De qualquer modo, Teresa vivia numa espécie de redoma de estabilidade, alienada ao que acontecia à sua volta (“Eu não desconfiei; eu desviei”), especialmente no que diz respeito à realidade conjugal. A personagem do texto de Andrea Bassitt pode levar o espectador a lembrar de Nora Helmer, protagonista de Casa de Bonecas, de Henrik Ibsen, que, a partir de determinado instante, adquire consciência de sua existência no mundo e reivindica independência. Ambas as personagens, Teresa e Nora, se deparam com a ruptura de seus cotidianos acomodados e estáveis e experimentam seus novos momentos como uma libertação. Mas há diferenças estruturais entre as peças: a de Ibsen pertence à dramaturgia realista/naturalista; já a de Bassit se inscreve nessa vertente para, até certo ponto, subvertê-la com a revelação do lugar de onde Teresa relata sua jornada, salpicada por breves menções a fatos reais, como a queda do Muro de Berlim, a escalada da Aids e a eleição de Fernando Collor de Mello.

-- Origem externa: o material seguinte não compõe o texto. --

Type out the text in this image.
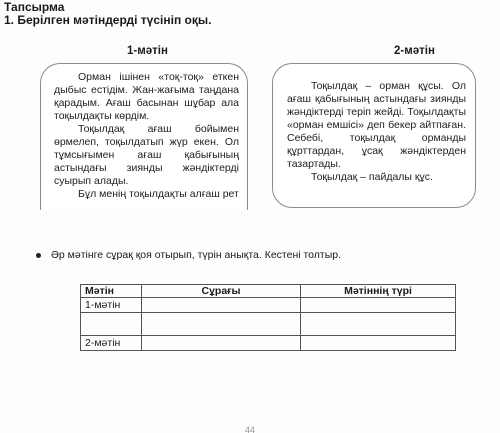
Тапсырма
1. Берілген мәтіндерді түсініп оқы.
1-мәтін	2-мәтін

Орман ішінен «тоқ-тоқ» еткен дыбыс естідім. Жан-жағыма таңдана қарадым. Ағаш басынан шұбар ала тоқылдақты көрдім.

Тоқылдақ ағаш бойымен өрмелеп, тоқылдатып жүр екен. Ол тұмсығымен ағаш қабығының астындағы зиянды жәндіктерді суырып алады.

Бұл менің тоқылдақты алғаш рет

Тоқылдақ – орман құсы. Ол ағаш қабығының астындағы зиянды жәндіктерді теріп жейді. Тоқылдақты «орман емшісі» деп бекер айтпаған. Себебі, тоқылдақ орманды құрттардан, ұсақ жәндіктерден тазартады.

Тоқылдақ – пайдалы құс.

Әр мәтінге сұрақ қоя отырып, түрін анықта. Кестені толтыр.
Мәтін	Сұрағы	Мәтіннің түрі
1-мәтін		

2-мәтін		
44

A suspensão do realismo proposta na peça não implica numa perda de identificação – e, consequentemente, num afastamento – do espectador em relação à cena, aquecida pela interpretação de Irene Ravache. Se por um lado a escassez de recursos da apresentação anterior, em casa, gerou um cerceamento do potencial cênico do espetáculo, por outro essa restrição fez com que as atenções ficassem ainda mais concentradas na atriz, sem eventuais elementos dispersivos ao redor. A frieza da tecnologia – a atriz diante de uma câmera, sem contato direto com os espectadores, ninguém partilhando do mesmo ambiente – contrastou com a qualidade de presença de Irene Ravache, que, por meio da fala, do olhar e de um gestual cotidiano, mas não banal, aproximou a plateia da personagem. A impressão foi a de que a atriz estabeleceu um elo individualizado com o espectador. Seja como for, Irene Ravache faz de Teresa uma personagem concreta, também demonstrando habilidade no desenho de figuras pertencentes ao passado dela, e valoriza as transições do texto.
Alma Despejada é uma escolha coerente dentro do repertório normalmente priorizado por Irene Ravache, voltado para textos que primam por uma comunicação imediata com o público.
Onde assistir: Sympla / Teatro WeDo! Ingressos: R$ 40,00. Até 31/7.